Vaccines are the key to protecting cats from infectious diseases such as cat flu, panleukopenia, and even feline leukaemia. These conditions cause untold suffering and even death to unprotected cats, and are all very common in unvaccinated populations.

How do vaccines work?

Vaccines work by "teaching" the cat's immune system how to recognise and fight an infection, without their having to contract it in the first place (and take the risk of chronic long term health issues, severe symptoms or death). Vaccines do not "weaken" the immune system, nor do they "damage" it.

How effective are vaccines?

The effect of vaccination is to reduce the chance that a cat develops a disease; if they are unlucky enough to contract it despite vaccination, it will be milder and they won't transmit it to other cats. Some cats, however, cannot receive vaccination (due to certain immune diseases or medications) so vaccinating other cats in the household, colony or area will help to protect these individuals. In this section, we'll look at the different vaccines commonly available in the UK.

Feline Herpes Virus

This is one of the main causes of Cat Flu, and it also attacks the eyes. It's a particularly nasty virus because once infected, most cats will remain carriers for life, as the virus hides away in their nerves even after they have apparently recovered. When they get ill, or stressed, the virus will re-emerge from hiding again. This vaccine is deemed a "core vaccine" that all cats should receive; it only lasts a year, unfortunately, so after the initial course (two injections three weeks apart) they need annual boosters for life.

Feline Calicivirus

This is the other big Cat Flu virus, but can cause more severe disease as well, including ulceration of the mouth and nose, arthritis, abnormal bleeding, and can be fatal. This is a second "core vaccine", again, it requires two injections three weeks apart and then annual boosters.
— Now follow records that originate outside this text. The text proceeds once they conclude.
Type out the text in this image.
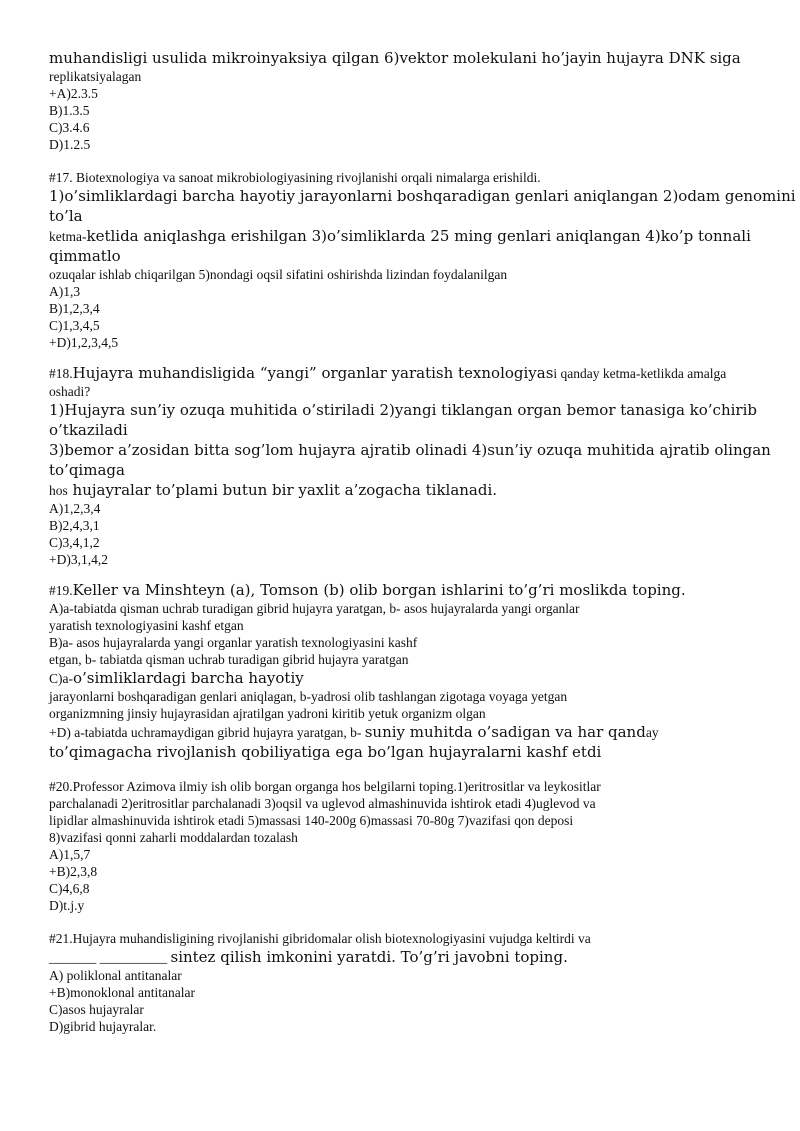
muhandisligi usulida mikroinyaksiya qilgan 6)vektor molekulani ho’jayin hujayra DNK siga
replikatsiyalagan
+A)2.3.5
B)1.3.5
C)3.4.6
D)1.2.5
#17. Biotexnologiya va sanoat mikrobiologiyasining rivojlanishi orqali nimalarga erishildi.
1)o’simliklardagi barcha hayotiy jarayonlarni boshqaradigan genlari aniqlangan 2)odam genomini
to’la
ketma-ketlida aniqlashga erishilgan 3)o’simliklarda 25 ming genlari aniqlangan 4)ko’p tonnali
qimmatlo
ozuqalar ishlab chiqarilgan 5)nondagi oqsil sifatini oshirishda lizindan foydalanilgan
A)1,3
B)1,2,3,4
C)1,3,4,5
+D)1,2,3,4,5
#18.Hujayra muhandisligida “yangi” organlar yaratish texnologiyasi qanday ketma-ketlikda amalga
oshadi?
1)Hujayra sun’iy ozuqa muhitida o’stiriladi 2)yangi tiklangan organ bemor tanasiga ko’chirib
o’tkaziladi
3)bemor a’zosidan bitta sog’lom hujayra ajratib olinadi 4)sun’iy ozuqa muhitida ajratib olingan
to’qimaga
hos hujayralar to’plami butun bir yaxlit a’zogacha tiklanadi.
A)1,2,3,4
B)2,4,3,1
C)3,4,1,2
+D)3,1,4,2
#19.Keller va Minshteyn (a), Tomson (b) olib borgan ishlarini to’g’ri moslikda toping.
A)a-tabiatda qisman uchrab turadigan gibrid hujayra yaratgan, b- asos hujayralarda yangi organlar
yaratish texnologiyasini kashf etgan
B)a- asos hujayralarda yangi organlar yaratish texnologiyasini kashf
etgan, b- tabiatda qisman uchrab turadigan gibrid hujayra yaratgan
C)a-o’simliklardagi barcha hayotiy
jarayonlarni boshqaradigan genlari aniqlagan, b-yadrosi olib tashlangan zigotaga voyaga yetgan
organizmning jinsiy hujayrasidan ajratilgan yadroni kiritib yetuk organizm olgan
+D) a-tabiatda uchramaydigan gibrid hujayra yaratgan, b- suniy muhitda o’sadigan va har qanday
to’qimagacha rivojlanish qobiliyatiga ega bo’lgan hujayralarni kashf etdi
#20.Professor Azimova ilmiy ish olib borgan organga hos belgilarni toping.1)eritrositlar va leykositlar
parchalanadi 2)eritrositlar parchalanadi 3)oqsil va uglevod almashinuvida ishtirok etadi 4)uglevod va
lipidlar almashinuvida ishtirok etadi 5)massasi 140-200g 6)massasi 70-80g 7)vazifasi qon deposi
8)vazifasi qonni zaharli moddalardan tozalash
A)1,5,7
+B)2,3,8
C)4,6,8
D)t.j.y
#21.Hujayra muhandisligining rivojlanishi gibridomalar olish biotexnologiyasini vujudga keltirdi va
_______ __________ sintez qilish imkonini yaratdi. To’g’ri javobni toping.
A) poliklonal antitanalar
+B)monoklonal antitanalar
C)asos hujayralar
D)gibrid hujayralar.
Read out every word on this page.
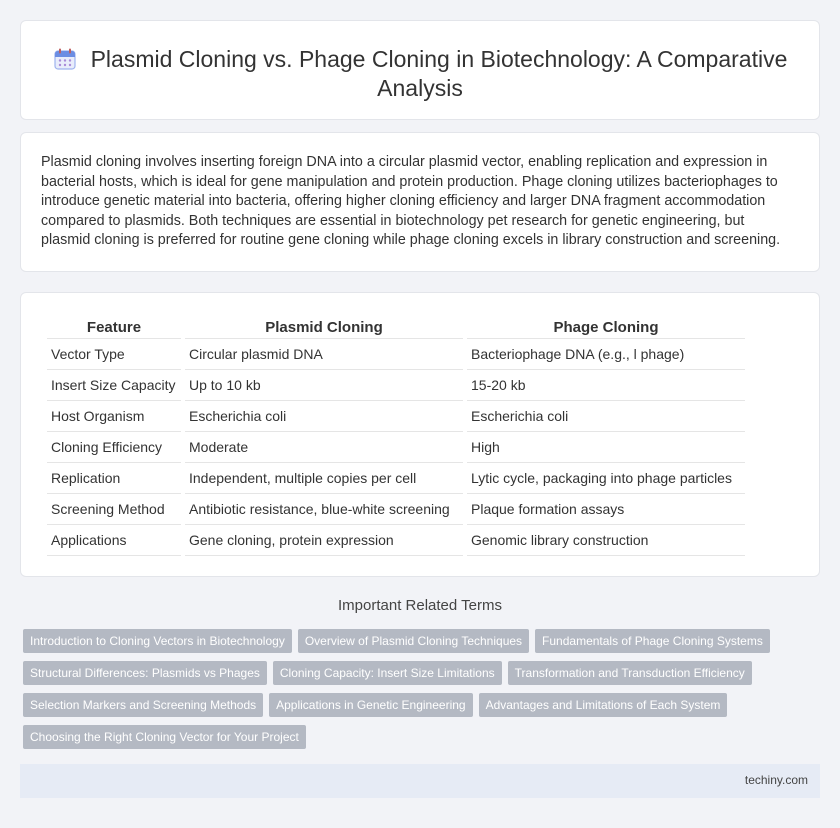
Plasmid Cloning vs. Phage Cloning in Biotechnology: A Comparative Analysis

Plasmid cloning involves inserting foreign DNA into a circular plasmid vector, enabling replication and expression in bacterial hosts, which is ideal for gene manipulation and protein production. Phage cloning utilizes bacteriophages to introduce genetic material into bacteria, offering higher cloning efficiency and larger DNA fragment accommodation compared to plasmids. Both techniques are essential in biotechnology pet research for genetic engineering, but plasmid cloning is preferred for routine gene cloning while phage cloning excels in library construction and screening.

Feature	Plasmid Cloning	Phage Cloning
Vector Type	Circular plasmid DNA	Bacteriophage DNA (e.g., l phage)
Insert Size Capacity	Up to 10 kb	15-20 kb
Host Organism	Escherichia coli	Escherichia coli
Cloning Efficiency	Moderate	High
Replication	Independent, multiple copies per cell	Lytic cycle, packaging into phage particles
Screening Method	Antibiotic resistance, blue-white screening	Plaque formation assays
Applications	Gene cloning, protein expression	Genomic library construction
Important Related Terms
Introduction to Cloning Vectors in Biotechnology Overview of Plasmid Cloning Techniques Fundamentals of Phage Cloning Systems
Structural Differences: Plasmids vs Phages Cloning Capacity: Insert Size Limitations Transformation and Transduction Efficiency
Selection Markers and Screening Methods Applications in Genetic Engineering Advantages and Limitations of Each System
Choosing the Right Cloning Vector for Your Project
techiny.com
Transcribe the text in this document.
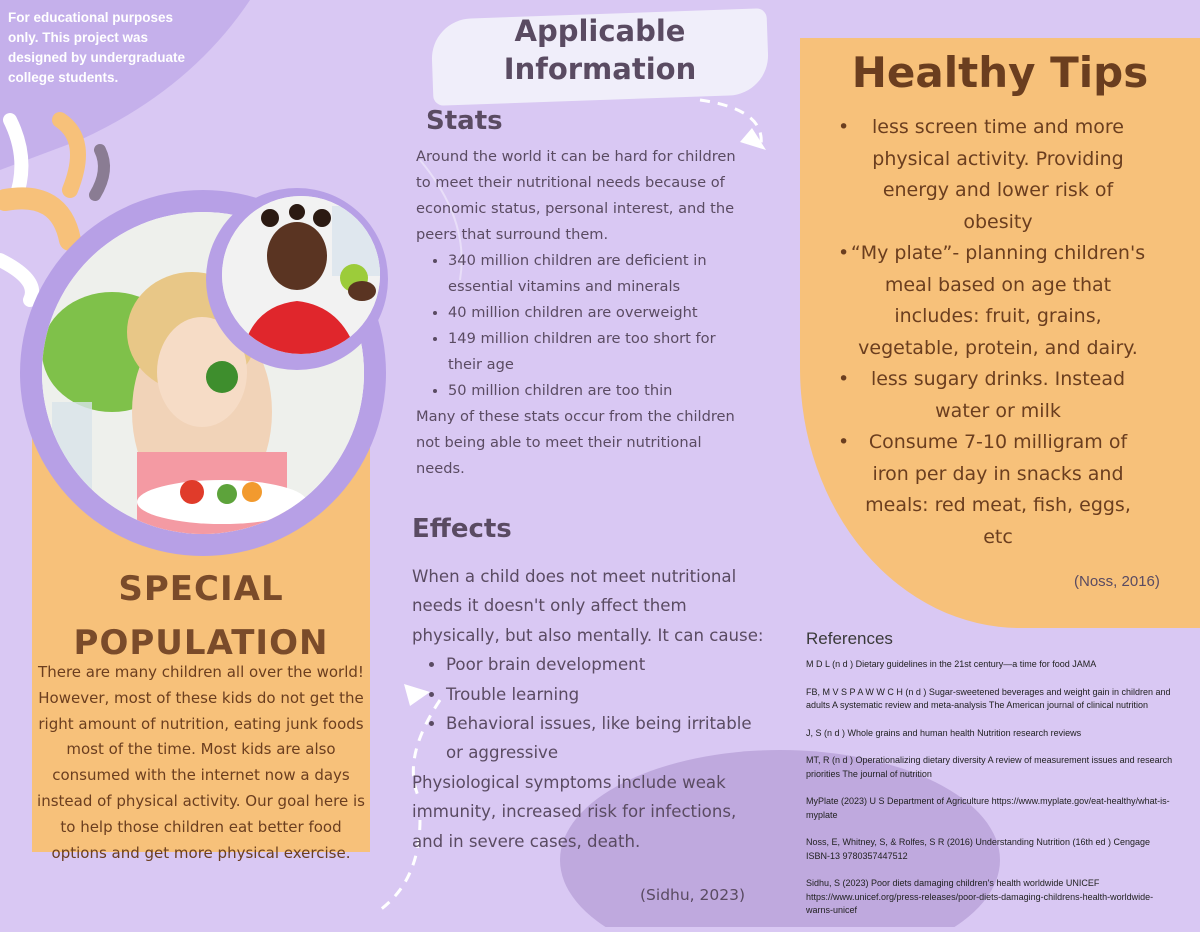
For educational purposes only. This project was designed by undergraduate college students.
SPECIAL
POPULATION
There are many children all over the world! However, most of these kids do not get the right amount of nutrition, eating junk foods most of the time. Most kids are also consumed with the internet now a days instead of physical activity. Our goal here is to help those children eat better food options and get more physical exercise.
Applicable
Information
Stats
Around the world it can be hard for children to meet their nutritional needs because of economic status, personal interest, and the peers that surround them.
• 340 million children are deficient in essential vitamins and minerals
• 40 million children are overweight
• 149 million children are too short for their age
• 50 million children are too thin
Many of these stats occur from the children not being able to meet their nutritional needs.
Effects
When a child does not meet nutritional needs it doesn't only affect them physically, but also mentally. It can cause:
• Poor brain development
• Trouble learning
• Behavioral issues, like being irritable or aggressive
Physiological symptoms include weak immunity, increased risk for infections, and in severe cases, death.
(Sidhu, 2023)
Healthy Tips
• less screen time and more physical activity. Providing energy and lower risk of obesity
• “My plate”- planning children's meal based on age that includes: fruit, grains, vegetable, protein, and dairy.
• less sugary drinks. Instead water or milk
• Consume 7-10 milligram of iron per day in snacks and meals: red meat, fish, eggs, etc
(Noss, 2016)
References
M D L (n d ) Dietary guidelines in the 21st century—a time for food JAMA
FB, M V S P A W W C H (n d ) Sugar-sweetened beverages and weight gain in children and adults A systematic review and meta-analysis The American journal of clinical nutrition
J, S (n d ) Whole grains and human health Nutrition research reviews
MT, R (n d ) Operationalizing dietary diversity A review of measurement issues and research priorities The journal of nutrition
MyPlate (2023) U S Department of Agriculture https://www.myplate.gov/eat-healthy/what-is-myplate
Noss, E, Whitney, S, & Rolfes, S R (2016) Understanding Nutrition (16th ed ) Cengage ISBN-13 9780357447512
Sidhu, S (2023) Poor diets damaging children's health worldwide UNICEF https://www.unicef.org/press-releases/poor-diets-damaging-childrens-health-worldwide-warns-unicef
This is also known as Feline Parvovirus, and is a nasty aggressive virus that attacks a cat's bone marrow and gut, causing vomiting and diarrhoea followed by collapse of their immune system. It is the third "core vaccine", and after the initial course, it needs a booster one year later and then boosters every 3 years to maximise ongoing protection.

Feline Leukaemia

This virus is spread by close contact (biting, grooming, or sharing food and water bowls) and attacks the cat's immune system. Once infected, the incubation period may last for months or even years, but will eventually destroy their immune system. It can also lead to the development of cancers, particularly leukaemia and lymphoma. The vaccine requires 2 doses 3 weeks apart in kittens, followed by annual boosters.

Feline Chlamydia

This is an uncommon cause of cat flu, and is caused by a bacterium (Chlamydophila felis). Disease is most common in large colonies, especially among breeding groups. The vaccine requires 2 doses 3 weeks apart in kittens, followed by annual boosters.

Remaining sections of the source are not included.